Beyond the atrophy-related urinary symptoms associated with GSM, other conditions focused on the urinary system can be the primary cause of chronic pelvic pain. Interstitial Cystitis (IC), also known as painful bladder syndrome, is a chronic condition characterized by persistent bladder pain or pressure that is not caused by an infection. This pain often worsens as the bladder fills and is temporarily relieved after urination, making it a common source of confusing pelvic discomfort.

Recurrent urinary tract infections (rUTIs) are particularly common in the post-menopausal period due to the shifts in the vaginal and urinary microbiomes. The lack of protective Lactobacilli bacteria and the thinning of the urinary tract lining increase vulnerability to bacterial colonization. The cycle of chronic infection and inflammation can lead to a persistent, low-grade pelvic ache that lingers even between acute infection episodes.
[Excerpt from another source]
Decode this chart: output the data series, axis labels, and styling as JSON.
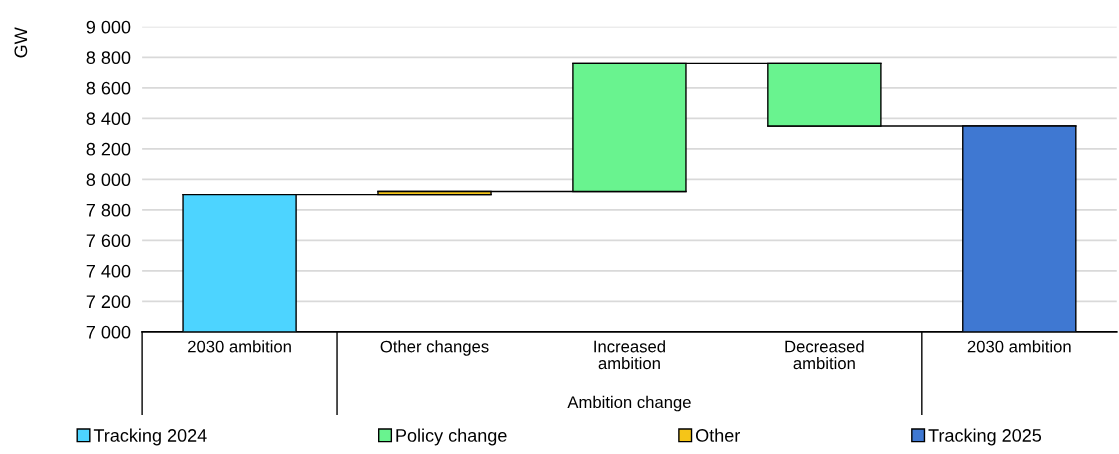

Another structural cause is bladder prolapse, or cystocele, which occurs when the bladder drops and bulges into the front wall of the vagina. This is often the result of weakened pelvic floor muscles and connective tissue, a process accelerated by decreased estrogen. Symptoms typically include a feeling of pelvic heaviness, fullness, or pressure that often worsens with standing or physical activity.

Gastrointestinal and Musculoskeletal Factors

The pelvis is a shared space, and pain originating in the gastrointestinal (GI) tract is frequently referred to the pelvic area, mimicking gynecological or urinary distress. Irritable Bowel Syndrome (IBS), a disorder of the gut-brain interaction, often presents with abdominal pain linked to changes in bowel habits. Postmenopausal women with IBS often report greater overall symptom severity, with constipation being a prominent subtype, contributing to pelvic pressure and discomfort.

Chronic constipation is also a frequent issue in older adults due to slower intestinal motility and is a direct contributor to pelvic pain. Straining during bowel movements increases pressure on the pelvic floor, which can exacerbate conditions like pelvic organ prolapse or trigger muscle spasms. Similarly, diverticulitis, the inflammation or infection of small pouches in the colon, can cause lower abdominal pain that radiates into the pelvic region.

Musculoskeletal issues, specifically involving the pelvic floor, are another common source of pain. Pelvic Floor Dysfunction (PFD) involves the chronic tension or spasm of the pelvic muscles, which can be triggered by chronic pain from other sources, such as IC or severe constipation. This muscle tension creates localized pain and tenderness that can be mistaken for internal organ pain.

A more specific nerve-related cause is pudendal neuralgia, a condition where the pudendal nerve, which supplies sensation to the external genitalia and perineum, is compressed or irritated. This typically causes a burning, shooting, or electric-shock-like pain in the pelvic area, often characterized by pain that is worse when sitting and is relieved when standing up. Addressing these underlying nerve and muscle issues often requires specialized physical therapy to restore function and relieve tension.